How much do online readers read?
Usability expert Jakob Nielsen, projecting from a new German study, suggests that most users read about 20 percent of the words on a Web page and at most 28 percent.
Nielsen's calculations rely on a formula he derived from the study's dataset. The formula suggests users spend 25 seconds plus an additional 4.4 seconds per 100 words on a page. Nielsen's result is that -- assuming a fairly fast reading speed of 250 words per minute -- you have to have fewer than 111 words on a page for half of them to be read.
As he says, the curve declines precipitously from there.
Interesting reading, given the Poynter Eyetrack study of last year that suggested that once an online user chose to read a story, he or she finished much of it, even for a longish 19-inch story (still 62 percent).
However, the two studies might not conflict. The German study used software that intercepted pages and other behavioral data. Poynter used eyetrack, which physically tracks how far a person physically goes into a page, but does not track how many words each is actually reading.

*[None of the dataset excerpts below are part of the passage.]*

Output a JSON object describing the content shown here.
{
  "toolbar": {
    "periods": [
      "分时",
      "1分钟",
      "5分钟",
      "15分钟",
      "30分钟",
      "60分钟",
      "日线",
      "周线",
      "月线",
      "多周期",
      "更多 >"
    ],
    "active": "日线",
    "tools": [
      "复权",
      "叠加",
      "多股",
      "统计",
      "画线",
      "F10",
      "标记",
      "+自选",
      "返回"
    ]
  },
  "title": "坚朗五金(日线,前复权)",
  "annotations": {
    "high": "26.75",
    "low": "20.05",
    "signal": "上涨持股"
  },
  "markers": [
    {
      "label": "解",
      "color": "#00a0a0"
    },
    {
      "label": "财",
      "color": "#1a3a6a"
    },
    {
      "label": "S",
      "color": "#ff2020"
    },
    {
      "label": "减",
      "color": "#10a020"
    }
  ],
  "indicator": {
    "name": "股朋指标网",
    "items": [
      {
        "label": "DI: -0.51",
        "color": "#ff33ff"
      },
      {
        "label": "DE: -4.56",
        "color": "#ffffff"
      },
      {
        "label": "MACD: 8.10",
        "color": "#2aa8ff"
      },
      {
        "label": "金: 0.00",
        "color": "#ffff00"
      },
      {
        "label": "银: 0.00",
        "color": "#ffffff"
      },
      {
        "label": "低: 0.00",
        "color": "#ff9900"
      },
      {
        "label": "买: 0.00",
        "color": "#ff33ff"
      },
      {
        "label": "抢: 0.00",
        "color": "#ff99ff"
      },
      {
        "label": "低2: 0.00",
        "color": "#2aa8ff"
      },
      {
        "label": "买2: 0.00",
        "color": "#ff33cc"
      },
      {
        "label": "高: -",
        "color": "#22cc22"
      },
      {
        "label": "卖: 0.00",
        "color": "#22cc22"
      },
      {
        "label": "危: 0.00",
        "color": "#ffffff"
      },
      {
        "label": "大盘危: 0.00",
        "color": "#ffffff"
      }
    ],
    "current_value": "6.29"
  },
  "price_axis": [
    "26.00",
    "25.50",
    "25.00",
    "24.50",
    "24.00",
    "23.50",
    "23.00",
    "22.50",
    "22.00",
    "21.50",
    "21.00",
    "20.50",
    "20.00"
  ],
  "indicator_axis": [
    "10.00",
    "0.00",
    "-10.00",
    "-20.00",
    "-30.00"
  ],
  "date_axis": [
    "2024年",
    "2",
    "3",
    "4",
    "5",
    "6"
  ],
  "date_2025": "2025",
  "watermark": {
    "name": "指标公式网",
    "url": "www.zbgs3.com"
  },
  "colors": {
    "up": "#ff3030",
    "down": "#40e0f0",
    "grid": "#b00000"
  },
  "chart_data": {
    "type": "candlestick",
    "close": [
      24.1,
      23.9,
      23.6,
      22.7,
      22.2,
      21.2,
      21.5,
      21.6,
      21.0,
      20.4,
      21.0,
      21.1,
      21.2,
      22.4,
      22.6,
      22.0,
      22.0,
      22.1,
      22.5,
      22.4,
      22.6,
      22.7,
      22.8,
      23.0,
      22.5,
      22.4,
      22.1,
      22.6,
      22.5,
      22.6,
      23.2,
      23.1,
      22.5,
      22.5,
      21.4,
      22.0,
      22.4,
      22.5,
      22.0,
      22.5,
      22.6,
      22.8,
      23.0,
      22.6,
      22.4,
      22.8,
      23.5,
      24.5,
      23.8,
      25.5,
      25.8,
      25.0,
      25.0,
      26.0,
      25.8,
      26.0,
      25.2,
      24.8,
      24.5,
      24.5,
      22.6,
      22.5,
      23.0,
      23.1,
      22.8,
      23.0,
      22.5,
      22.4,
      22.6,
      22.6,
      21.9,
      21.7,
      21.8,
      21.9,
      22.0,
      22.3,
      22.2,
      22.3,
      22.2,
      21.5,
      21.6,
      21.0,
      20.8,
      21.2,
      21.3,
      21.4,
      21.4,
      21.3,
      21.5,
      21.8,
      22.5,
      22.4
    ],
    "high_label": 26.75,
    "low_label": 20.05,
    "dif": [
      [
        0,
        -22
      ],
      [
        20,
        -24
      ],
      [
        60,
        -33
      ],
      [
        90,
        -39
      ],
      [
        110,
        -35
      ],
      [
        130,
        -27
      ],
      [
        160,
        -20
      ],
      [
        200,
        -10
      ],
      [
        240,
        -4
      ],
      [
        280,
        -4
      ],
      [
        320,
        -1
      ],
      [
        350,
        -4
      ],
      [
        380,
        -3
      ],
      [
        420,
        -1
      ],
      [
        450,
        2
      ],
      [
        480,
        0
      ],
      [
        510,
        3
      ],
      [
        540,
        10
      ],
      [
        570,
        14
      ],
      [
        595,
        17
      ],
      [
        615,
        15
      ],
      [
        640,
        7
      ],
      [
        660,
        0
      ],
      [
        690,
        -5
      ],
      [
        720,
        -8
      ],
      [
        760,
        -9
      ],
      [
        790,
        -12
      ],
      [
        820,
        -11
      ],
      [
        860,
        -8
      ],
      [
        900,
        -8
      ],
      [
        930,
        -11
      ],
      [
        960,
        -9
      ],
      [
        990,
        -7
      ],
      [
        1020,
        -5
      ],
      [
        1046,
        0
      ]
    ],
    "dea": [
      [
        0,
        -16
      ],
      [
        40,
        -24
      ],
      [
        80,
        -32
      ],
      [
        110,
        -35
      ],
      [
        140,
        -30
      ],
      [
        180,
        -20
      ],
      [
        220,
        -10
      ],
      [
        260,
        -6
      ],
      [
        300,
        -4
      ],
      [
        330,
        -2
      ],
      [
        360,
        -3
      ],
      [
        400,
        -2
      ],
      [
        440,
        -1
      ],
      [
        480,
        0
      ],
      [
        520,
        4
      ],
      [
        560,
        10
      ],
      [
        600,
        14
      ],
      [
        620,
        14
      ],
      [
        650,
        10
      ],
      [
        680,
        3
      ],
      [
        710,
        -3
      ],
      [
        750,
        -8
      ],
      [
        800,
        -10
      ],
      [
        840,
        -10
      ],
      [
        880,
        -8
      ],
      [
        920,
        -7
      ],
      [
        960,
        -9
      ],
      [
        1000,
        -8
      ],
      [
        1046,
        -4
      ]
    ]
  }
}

Given the wide acceptance that most Internet users are scanners, it's possible they were reading few actual words even though they were going deep into a story. We would need time data from Poynter to determine that.
Bottom line is that while we keep studying it, we really don't have a truly solid handle on user behavior, partly because of the changing nature of the Web.
In any case, the folks at newspaper sites, already plagued by users' infrequent and relatively short visits (read that table: eight times a month at about five minutes a pop is nothing to write home about when you compare it with newspaper readership stats or stickier social sites like My Space) might want to take notice.